It isn't very common and it is supposed to go away a few months after you finish treatment. Mine didn't. A few years after treatment I was diagnosed as a Type 2 diabetic. My cancer doc said it was diabetes and not chemo for a long time. He changed his mind after the diabetes had been contolled for over two years and the neuropathy was worse. You should aske your doctor. A neurologist diagnoses neuropathy and it's a pain in the butt.

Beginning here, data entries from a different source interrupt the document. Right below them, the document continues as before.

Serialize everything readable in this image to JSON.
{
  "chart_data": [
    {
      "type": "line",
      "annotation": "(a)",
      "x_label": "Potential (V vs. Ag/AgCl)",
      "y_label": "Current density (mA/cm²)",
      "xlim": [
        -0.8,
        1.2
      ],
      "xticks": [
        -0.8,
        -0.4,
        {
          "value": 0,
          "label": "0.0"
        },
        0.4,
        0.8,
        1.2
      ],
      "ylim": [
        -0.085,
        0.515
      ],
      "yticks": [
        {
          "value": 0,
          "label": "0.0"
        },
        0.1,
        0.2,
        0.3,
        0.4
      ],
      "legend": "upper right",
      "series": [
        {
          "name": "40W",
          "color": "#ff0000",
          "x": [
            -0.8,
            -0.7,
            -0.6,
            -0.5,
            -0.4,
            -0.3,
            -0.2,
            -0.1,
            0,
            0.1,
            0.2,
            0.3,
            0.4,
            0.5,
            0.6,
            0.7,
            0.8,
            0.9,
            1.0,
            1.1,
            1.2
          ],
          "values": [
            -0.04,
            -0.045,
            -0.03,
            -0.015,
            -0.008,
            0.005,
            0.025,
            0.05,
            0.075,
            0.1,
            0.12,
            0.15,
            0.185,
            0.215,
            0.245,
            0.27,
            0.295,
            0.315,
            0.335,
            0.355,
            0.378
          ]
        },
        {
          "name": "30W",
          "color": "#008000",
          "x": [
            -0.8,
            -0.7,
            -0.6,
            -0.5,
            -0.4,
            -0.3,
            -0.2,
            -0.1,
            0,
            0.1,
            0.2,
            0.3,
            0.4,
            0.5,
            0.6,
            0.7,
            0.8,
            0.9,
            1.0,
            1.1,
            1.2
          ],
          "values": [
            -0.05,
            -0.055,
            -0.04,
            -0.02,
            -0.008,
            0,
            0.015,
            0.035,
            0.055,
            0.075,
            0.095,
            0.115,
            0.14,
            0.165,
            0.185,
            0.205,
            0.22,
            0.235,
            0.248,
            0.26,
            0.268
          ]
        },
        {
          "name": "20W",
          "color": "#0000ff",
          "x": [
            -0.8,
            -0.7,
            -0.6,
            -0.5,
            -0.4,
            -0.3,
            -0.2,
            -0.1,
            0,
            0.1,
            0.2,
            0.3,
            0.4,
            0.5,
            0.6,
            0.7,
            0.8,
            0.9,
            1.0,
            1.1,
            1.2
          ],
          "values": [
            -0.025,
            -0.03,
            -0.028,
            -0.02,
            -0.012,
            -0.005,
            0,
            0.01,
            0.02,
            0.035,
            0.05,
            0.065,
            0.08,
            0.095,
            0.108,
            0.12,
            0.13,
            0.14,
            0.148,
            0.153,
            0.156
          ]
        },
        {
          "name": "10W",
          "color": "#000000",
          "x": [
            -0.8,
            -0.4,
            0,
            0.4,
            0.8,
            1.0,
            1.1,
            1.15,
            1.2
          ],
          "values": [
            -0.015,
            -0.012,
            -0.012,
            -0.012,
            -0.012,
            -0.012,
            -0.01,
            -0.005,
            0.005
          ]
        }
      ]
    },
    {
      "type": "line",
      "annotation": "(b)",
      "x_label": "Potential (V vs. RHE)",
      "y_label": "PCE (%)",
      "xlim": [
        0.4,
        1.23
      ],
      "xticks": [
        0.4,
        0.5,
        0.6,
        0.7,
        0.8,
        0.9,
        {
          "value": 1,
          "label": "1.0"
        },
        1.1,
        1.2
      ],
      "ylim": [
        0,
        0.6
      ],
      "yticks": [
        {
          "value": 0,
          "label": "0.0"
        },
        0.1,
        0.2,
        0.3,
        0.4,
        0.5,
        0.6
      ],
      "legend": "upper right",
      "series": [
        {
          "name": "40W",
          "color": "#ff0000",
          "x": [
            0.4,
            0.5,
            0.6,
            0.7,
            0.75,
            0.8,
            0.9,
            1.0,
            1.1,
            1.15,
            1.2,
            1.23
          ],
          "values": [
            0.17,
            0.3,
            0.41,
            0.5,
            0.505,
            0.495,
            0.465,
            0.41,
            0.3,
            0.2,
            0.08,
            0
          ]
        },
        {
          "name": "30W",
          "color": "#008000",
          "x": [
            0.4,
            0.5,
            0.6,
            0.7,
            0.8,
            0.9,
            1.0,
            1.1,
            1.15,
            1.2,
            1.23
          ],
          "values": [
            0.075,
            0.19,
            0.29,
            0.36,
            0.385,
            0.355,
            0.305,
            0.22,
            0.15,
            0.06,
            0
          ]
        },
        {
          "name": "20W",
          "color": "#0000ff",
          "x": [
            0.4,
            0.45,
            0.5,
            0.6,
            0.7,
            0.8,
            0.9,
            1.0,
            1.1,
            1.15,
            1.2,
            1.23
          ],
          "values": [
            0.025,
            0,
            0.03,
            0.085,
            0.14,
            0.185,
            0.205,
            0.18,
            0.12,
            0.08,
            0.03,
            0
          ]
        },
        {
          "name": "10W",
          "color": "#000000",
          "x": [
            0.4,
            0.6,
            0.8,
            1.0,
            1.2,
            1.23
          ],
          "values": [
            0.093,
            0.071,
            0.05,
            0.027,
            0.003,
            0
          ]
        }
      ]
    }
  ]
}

A family friend also developed neuropathy during chemo and wonder if it's more common than admitted or thought? He knew fellow patients who also developed it.

I was told it would end and it didn't. I have to be careful or I will burn my hands and I never, ever go barefoot. I was the barefoot queen. I have cut my hands and not known it. To this day I will wake up bruised and then when I think about it I will remember that I ran into something or was bumped. Many times it takes a couple of days for something to start to hurt and then it makes up for lost time.

I was tested for it and the doctor was surprised at how far the pin could go in before I would feel it. Every few months I have to go in for a foot exam because the diabetes has never gone away and my doctor fusses about my feet because of the lack of feeling. Last time I went the instrument he used was all the way to my knees.

I am not diagnosed with diabetic neuropathy. I have Idiopathic neuropathy which is a fancy way to say they don't know what caused it. It has gotten worse over the years and some times it hurts like hell. It doesn't make a lot of sense because it is supposed to be your nerve endings dying. Some people use ice to help with the burning that comes with it. I can't use it because cold makes it much worse for me.

None of the medication they give you for neuropathy helped me nor I don't know anyone it has. They used to love to give neurontin which is just awful. I guess there is a new one out now but I just plug along.

It will be years before the medical community will admit that chemo can cause neuropathy. It took them years before they admitted that some people suffer chemo crazies forever. Chemo crazies mean that you memory goes away and sometimes you just have problems thinking.

You will have to push for testing. I would start a journal and write down everything that you are feeling or not feeling.

the neuropathy.

I hope you are one of the lucky ones that will not have it after your treatments are done. When MSN had groups I found a lot of help through an online support group. I can tell you not to get too cold. Cold is a bear. If you hands start numbing watch the water temperature. I burned myself a couple of times. I use heat when I get a bad attack. People think I am nuts but it helps.

http://www.chemocare.com/managing/numbness__tingling.asp

http://www.cancer.gov/aboutnci/ncicancerbulletin/archive/2010/022310/page6

I just searched for chemo and neuropathy and pages. There seems to be a lot of information. I also asked if there were anyone suffering from neuropathy in the Chronic Conditions and maybe there will be more answers. Neuropathy is neuropathy no matter how it came to me.

So far I've had no problem with them; they just feel different.

My hand and foot problems center more with the nails. I developed a fungus under my big toenail that started out hurting, then turning black, then bleeding.
It took over a year to grow that nail out. My fingernails have peeled several times. They just dry out, then the top layer starts peeling. It only goes back to the nailbed, but hurts fiercely when it gets that far.

I haven't had chemotherapy in almost 3 years, and my feet still burn and are still somewhat numb.

It doesn't bother me during the day, but in bed at night it sure does!

My doctor suggested that I take Lyrica, but I told him that it wasn't that bad. I'm glad now that I refused, since it has quite a few bad side effects (including suicidal thoughts!).

I was given neurontin and after a couple of months refused to take it. The side effects were almost worse than the pain. If the pain gets too bad I hope you can see a pain management doctor.

And, her nails peeled and came off, too.

Will ck on her and see how it goes with the numbness and tingling. She had her last chemo early last December.